Keratoconus is a degenerative disorder that affects the cornea. The cornea is the clear membrane that covers the colored part of the eye and pupil. The cornea is the “window” of the eye and is the most powerful lens in the eye as well. Keratoconus is a corneal disease that causes structural changes within the cornea which causes the cornea to thin and bulge outward into a steeper, irregular, more conical shape than its normal gradual curve.
Keratoconus can cause substantial visual loss of vision, image distortion, streaking of lights, sensitivity to light, and multiple images., etc. Keratoconus affects almost one person in a thousand. However, the exact cause of keratoconus is uncertain. It has been linked to genetic factors and associated with detrimental abnormal enzyme activity in the cornea. It has also been associated with inherited or genetically linked factors within the cornea. However, the findings are still inconclusive.

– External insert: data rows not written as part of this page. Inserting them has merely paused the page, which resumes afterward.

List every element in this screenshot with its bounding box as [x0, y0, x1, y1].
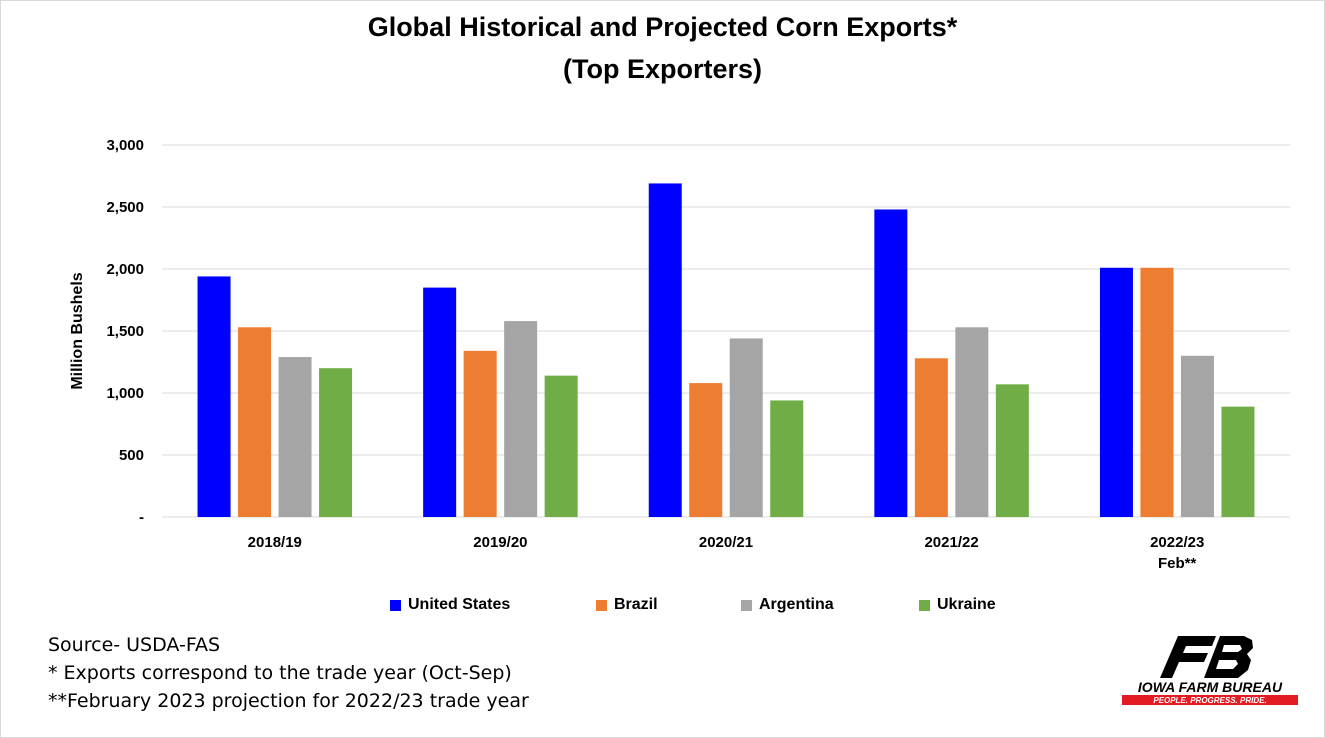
- legend-swatch: [919, 599, 930, 611]
- fb-mark-icon: [1160, 636, 1253, 678]
- legend-item-argentina: Argentina: [741, 596, 834, 614]
- bar-united-states: [197, 276, 231, 517]
- logo-banner: [1122, 695, 1298, 705]
- bar-united-states: [648, 183, 682, 517]
- footnote-trade-year: * Exports correspond to the trade year (…: [48, 662, 512, 684]
- legend-swatch: [596, 599, 607, 611]
- bar-argentina: [955, 327, 989, 517]
- x-category-label: 2019/20: [473, 534, 527, 551]
- y-tick-label: 1,000: [106, 385, 144, 402]
- iowa-farm-bureau-logo: IOWA FARM BUREAU PEOPLE. PROGRESS. PRIDE…: [1122, 636, 1298, 705]
- legend-item-brazil: Brazil: [596, 596, 658, 614]
- legend-label: Argentina: [759, 596, 834, 613]
- bar-argentina: [504, 321, 538, 517]
- y-tick-label: 500: [119, 447, 144, 464]
- x-category-label: 2020/21: [699, 534, 753, 551]
- legend-item-ukraine: Ukraine: [919, 596, 996, 614]
- y-tick-label: -: [139, 509, 144, 526]
- bar-united-states: [874, 209, 908, 518]
- bar-ukraine: [544, 375, 578, 517]
- bar-brazil: [914, 358, 948, 517]
- legend: United States Brazil Argentina Ukraine: [0, 596, 1325, 618]
- x-category-label: 2021/22: [924, 534, 978, 551]
- bar-argentina: [278, 357, 312, 517]
- logo-name: IOWA FARM BUREAU: [1138, 679, 1283, 695]
- bar-brazil: [689, 383, 723, 517]
- legend-swatch: [741, 599, 752, 611]
- footnote-projection: **February 2023 projection for 2022/23 t…: [48, 690, 529, 712]
- bar-ukraine: [770, 400, 804, 517]
- legend-item-united-states: United States: [390, 596, 510, 614]
- y-axis-label: Million Bushels: [69, 272, 86, 389]
- y-tick-label: 1,500: [106, 323, 144, 340]
- x-axis-categories: 2018/19 2019/20 2020/21 2021/22 2022/23 Feb**: [248, 534, 1205, 572]
- bar-ukraine: [1221, 406, 1255, 517]
- x-category-label: Feb**: [1158, 555, 1197, 572]
- legend-swatch: [390, 599, 401, 611]
- legend-label: United States: [408, 596, 511, 613]
- bar-argentina: [1180, 355, 1214, 517]
- y-tick-label: 2,000: [106, 261, 144, 278]
- bar-ukraine: [995, 384, 1029, 517]
- chart-subtitle: (Top Exporters): [562, 54, 762, 84]
- logo-tagline: PEOPLE. PROGRESS. PRIDE.: [1153, 696, 1266, 705]
- bar-ukraine: [319, 368, 353, 517]
- x-category-label: 2022/23: [1150, 534, 1204, 551]
- bar-united-states: [423, 287, 457, 517]
- source-note: Source- USDA-FAS: [48, 634, 221, 656]
- bar-brazil: [238, 327, 272, 517]
- bar-brazil: [463, 350, 497, 517]
- legend-label: Ukraine: [937, 596, 996, 613]
- y-tick-label: 2,500: [106, 199, 144, 216]
- bar-brazil: [1140, 267, 1174, 517]
- legend-label: Brazil: [614, 596, 658, 613]
- chart-title: Global Historical and Projected Corn Exp…: [367, 12, 958, 42]
- x-category-label: 2018/19: [248, 534, 302, 551]
- y-axis-ticks: - 500 1,000 1,500 2,000 2,500 3,000: [106, 137, 144, 526]
- bars: [197, 183, 1255, 518]
- bar-argentina: [729, 338, 763, 517]
- bar-united-states: [1099, 267, 1133, 517]
- y-tick-label: 3,000: [106, 137, 144, 154]
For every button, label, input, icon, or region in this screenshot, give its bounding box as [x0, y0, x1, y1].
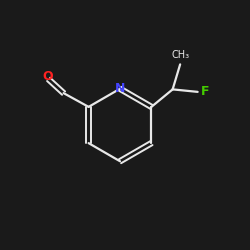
Text: F: F	[201, 86, 209, 98]
Text: CH₃: CH₃	[171, 50, 189, 60]
Text: O: O	[42, 70, 53, 84]
Text: N: N	[115, 82, 125, 95]
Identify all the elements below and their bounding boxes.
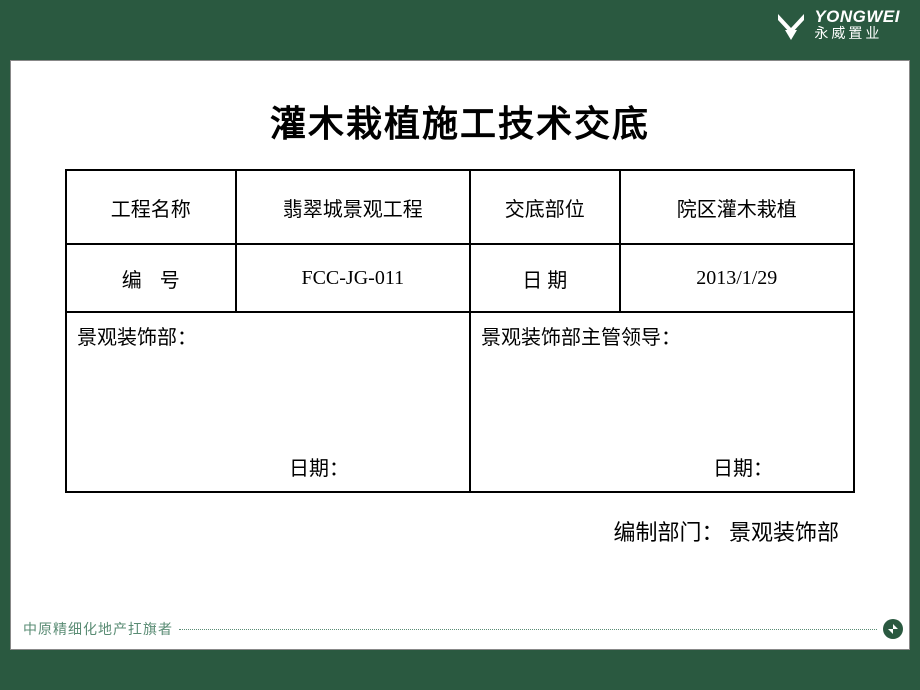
dept-line: 编制部门： 景观装饰部 — [11, 515, 839, 547]
value-project-name: 翡翠城景观工程 — [236, 170, 470, 244]
brand-en: YONGWEI — [814, 8, 900, 27]
table-row: 工程名称 翡翠城景观工程 交底部位 院区灌木栽植 — [66, 170, 854, 244]
sig-right-date-label: 日期： — [713, 452, 773, 481]
dept-label: 编制部门： — [613, 520, 723, 545]
doc-title: 灌木栽植施工技术交底 — [11, 95, 909, 147]
footer-text: 中原精细化地产扛旗者 — [23, 619, 173, 639]
label-section: 交底部位 — [470, 170, 620, 244]
table-row: 景观装饰部： 日期： 景观装饰部主管领导： 日期： — [66, 312, 854, 492]
header-bar: YONGWEI 永威置业 — [0, 0, 920, 60]
logo-icon — [774, 8, 808, 42]
dept-value: 景观装饰部 — [729, 520, 839, 545]
slide-body: 灌木栽植施工技术交底 工程名称 翡翠城景观工程 交底部位 院区灌木栽植 编号 F… — [10, 60, 910, 650]
logo-text: YONGWEI 永威置业 — [814, 8, 900, 42]
label-date: 日 期 — [470, 244, 620, 312]
sig-left-label: 景观装饰部： — [77, 327, 197, 349]
footer-badge-icon — [883, 619, 903, 639]
table-row: 编号 FCC-JG-011 日 期 2013/1/29 — [66, 244, 854, 312]
signature-right-cell: 景观装饰部主管领导： 日期： — [470, 312, 854, 492]
label-number: 编号 — [104, 270, 198, 292]
label-project-name: 工程名称 — [66, 170, 236, 244]
value-section: 院区灌木栽植 — [620, 170, 855, 244]
footer-divider — [179, 629, 877, 630]
sig-right-label: 景观装饰部主管领导： — [481, 327, 681, 349]
value-number: FCC-JG-011 — [236, 244, 470, 312]
signature-left-cell: 景观装饰部： 日期： — [66, 312, 470, 492]
brand-logo: YONGWEI 永威置业 — [774, 8, 900, 42]
value-date: 2013/1/29 — [620, 244, 855, 312]
sig-left-date-label: 日期： — [289, 452, 349, 481]
info-table: 工程名称 翡翠城景观工程 交底部位 院区灌木栽植 编号 FCC-JG-011 日… — [65, 169, 855, 493]
footer: 中原精细化地产扛旗者 — [23, 619, 903, 639]
brand-cn: 永威置业 — [814, 27, 900, 42]
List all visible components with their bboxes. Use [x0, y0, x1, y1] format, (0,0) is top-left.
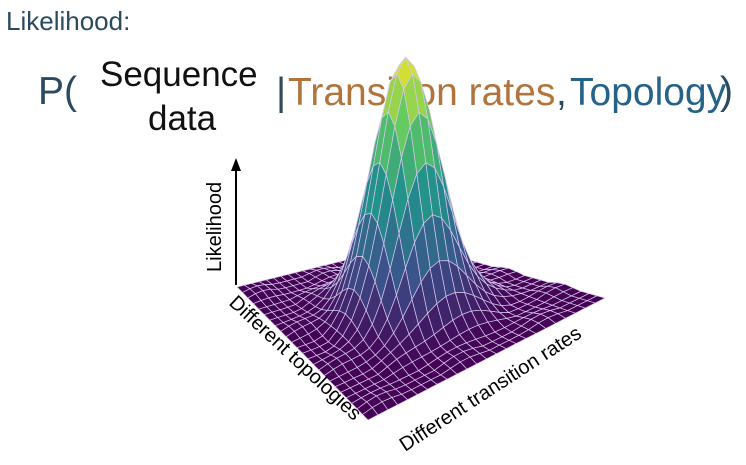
formula-sequence-line2: data	[148, 99, 217, 138]
formula-open: P(	[38, 70, 77, 113]
surface-cell	[361, 407, 379, 421]
formula-close: )	[720, 70, 733, 113]
formula-comma: ,	[556, 71, 567, 114]
likelihood-axis-arrow-icon	[231, 158, 241, 171]
formula-topology: Topology	[570, 71, 727, 114]
likelihood-axis-label: Likelihood	[204, 182, 226, 272]
formula-sequence-line1: Sequence	[100, 55, 258, 94]
formula-separator: |	[276, 71, 287, 114]
likelihood-heading: Likelihood:	[6, 6, 131, 36]
surface-mesh	[236, 56, 606, 421]
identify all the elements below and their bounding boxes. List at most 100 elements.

Many patients with keratoconus may be treated with corrective lenses, glasses, contact lenses, intrastromal corneal ring segments, and as a last resort, corneal transplantation. In order to stabilize the cornea, keep the keratoconus from progressing and even avoid having to have a corneal transplant, many patients have elected to move forward with a procedure called Corneal Collagen Crosslinking, also known as “CXL.”
We were the first FDA Approved site for the clinical trials of CXL in Houston, Texas and we are still currently involved in this study. If you or someone you know has been diagnosed with keratoconus and you live in or near the Houston area, please feel free to call or contact us for more information. We encourage you to visit our cross-linking page for more information on this procedure and its wonderful results. Crosslinking is a procedure that we do not recommend waiting around for. The goal of cross linking is to stop keratoconus progression, and not “fix the vision”. Each line of vision that is lost to keratoconus may not be regained. Therefore, we recommend crosslinking as early as progressive keratoconus is diagnosed.